À distância tudo é um pouco mais difícil: as saudades, as conversas, as notícias, e o sentir o clube da melhor maneira possível – indo ao estádio e partilhando aqueles momentos com 40.000 outros “iguais”. O grupo de whatsapp com os amigos do estádio (e da vida) ajuda bastante para manter a conversa em dia.

Ver o jogo tornou-se um suplício: às vezes dá na TV brasileira, muitas outras não – o que implica sempre a busca do ‘link’ que funcione. O rádio online voltou a ser opção para poder acompanhar o jogo. A diferença de horário tornou praticamente impossível ver jogos das competições europeias, ou os famosos jogos da liga portuguesa à sexta e segunda.
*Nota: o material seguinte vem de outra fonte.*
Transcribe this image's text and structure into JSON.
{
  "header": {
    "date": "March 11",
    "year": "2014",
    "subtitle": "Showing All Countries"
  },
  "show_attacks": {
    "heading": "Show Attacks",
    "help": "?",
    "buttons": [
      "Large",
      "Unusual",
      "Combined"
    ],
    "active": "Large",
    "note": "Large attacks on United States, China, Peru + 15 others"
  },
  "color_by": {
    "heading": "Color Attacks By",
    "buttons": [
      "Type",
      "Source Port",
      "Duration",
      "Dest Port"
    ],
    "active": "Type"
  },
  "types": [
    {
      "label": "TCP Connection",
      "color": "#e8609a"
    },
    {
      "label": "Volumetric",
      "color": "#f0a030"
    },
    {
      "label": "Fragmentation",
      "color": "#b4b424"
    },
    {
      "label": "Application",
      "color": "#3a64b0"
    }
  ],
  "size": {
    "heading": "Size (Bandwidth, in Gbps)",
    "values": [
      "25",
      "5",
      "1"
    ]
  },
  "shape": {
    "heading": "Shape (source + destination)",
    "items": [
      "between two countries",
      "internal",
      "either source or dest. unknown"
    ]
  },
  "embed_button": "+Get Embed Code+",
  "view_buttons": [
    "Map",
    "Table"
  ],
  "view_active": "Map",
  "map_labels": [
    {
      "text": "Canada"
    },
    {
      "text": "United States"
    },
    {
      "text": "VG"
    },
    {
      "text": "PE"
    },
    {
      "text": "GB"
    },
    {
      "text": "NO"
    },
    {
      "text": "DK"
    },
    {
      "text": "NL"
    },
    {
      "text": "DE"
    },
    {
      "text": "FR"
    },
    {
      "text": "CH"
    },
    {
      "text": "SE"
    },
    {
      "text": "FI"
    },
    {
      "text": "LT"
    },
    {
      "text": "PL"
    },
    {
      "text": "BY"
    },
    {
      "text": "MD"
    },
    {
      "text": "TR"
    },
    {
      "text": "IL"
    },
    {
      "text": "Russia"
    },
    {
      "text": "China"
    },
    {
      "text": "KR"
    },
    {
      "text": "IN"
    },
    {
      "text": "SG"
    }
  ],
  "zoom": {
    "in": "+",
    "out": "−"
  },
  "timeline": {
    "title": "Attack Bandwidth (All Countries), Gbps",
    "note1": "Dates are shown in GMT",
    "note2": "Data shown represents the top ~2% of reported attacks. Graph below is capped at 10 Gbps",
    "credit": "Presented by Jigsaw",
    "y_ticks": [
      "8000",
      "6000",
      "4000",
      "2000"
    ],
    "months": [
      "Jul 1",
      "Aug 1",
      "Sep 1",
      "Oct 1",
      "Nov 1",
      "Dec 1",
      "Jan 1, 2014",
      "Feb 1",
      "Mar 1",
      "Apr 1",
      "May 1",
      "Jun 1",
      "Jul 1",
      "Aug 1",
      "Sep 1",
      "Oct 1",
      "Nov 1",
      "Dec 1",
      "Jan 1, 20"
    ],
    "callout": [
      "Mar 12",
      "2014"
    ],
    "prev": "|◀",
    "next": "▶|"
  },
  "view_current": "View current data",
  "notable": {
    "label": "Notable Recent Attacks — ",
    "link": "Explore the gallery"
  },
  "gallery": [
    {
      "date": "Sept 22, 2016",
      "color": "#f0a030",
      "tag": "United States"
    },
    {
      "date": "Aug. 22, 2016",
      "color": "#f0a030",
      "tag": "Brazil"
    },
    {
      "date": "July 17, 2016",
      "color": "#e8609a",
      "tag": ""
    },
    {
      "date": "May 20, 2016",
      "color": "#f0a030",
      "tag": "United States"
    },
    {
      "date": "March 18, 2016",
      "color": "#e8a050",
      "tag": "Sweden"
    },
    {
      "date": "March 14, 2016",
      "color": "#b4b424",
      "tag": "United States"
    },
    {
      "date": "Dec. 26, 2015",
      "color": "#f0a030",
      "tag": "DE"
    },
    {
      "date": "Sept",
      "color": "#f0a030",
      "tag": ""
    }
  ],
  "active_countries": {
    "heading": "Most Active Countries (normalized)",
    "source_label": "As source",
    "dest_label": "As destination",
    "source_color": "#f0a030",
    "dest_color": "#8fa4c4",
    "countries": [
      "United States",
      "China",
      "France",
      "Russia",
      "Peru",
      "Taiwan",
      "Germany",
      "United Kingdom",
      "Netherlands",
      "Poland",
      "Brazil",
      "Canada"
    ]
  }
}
Vou uma vez por ano a Portugal e nessas idas consigo matar saudades do nosso Alvalade. Devo ter ido a uns 3 jogos por ano no estádio, nestes anos já emigrado, o que nem considero uma má média, considerando a distância. O que mais me custa, para além da dificuldade em ver os jogos, é a impossibilidade de votar ou de participar em qualquer decisão do clube – os votos nunca chegam a tempo, e mesmo que chegassem não teria como ter uma assinatura reconhecida por um advogado ou notário português por aqui – o consulado mais perto fica a 700Km.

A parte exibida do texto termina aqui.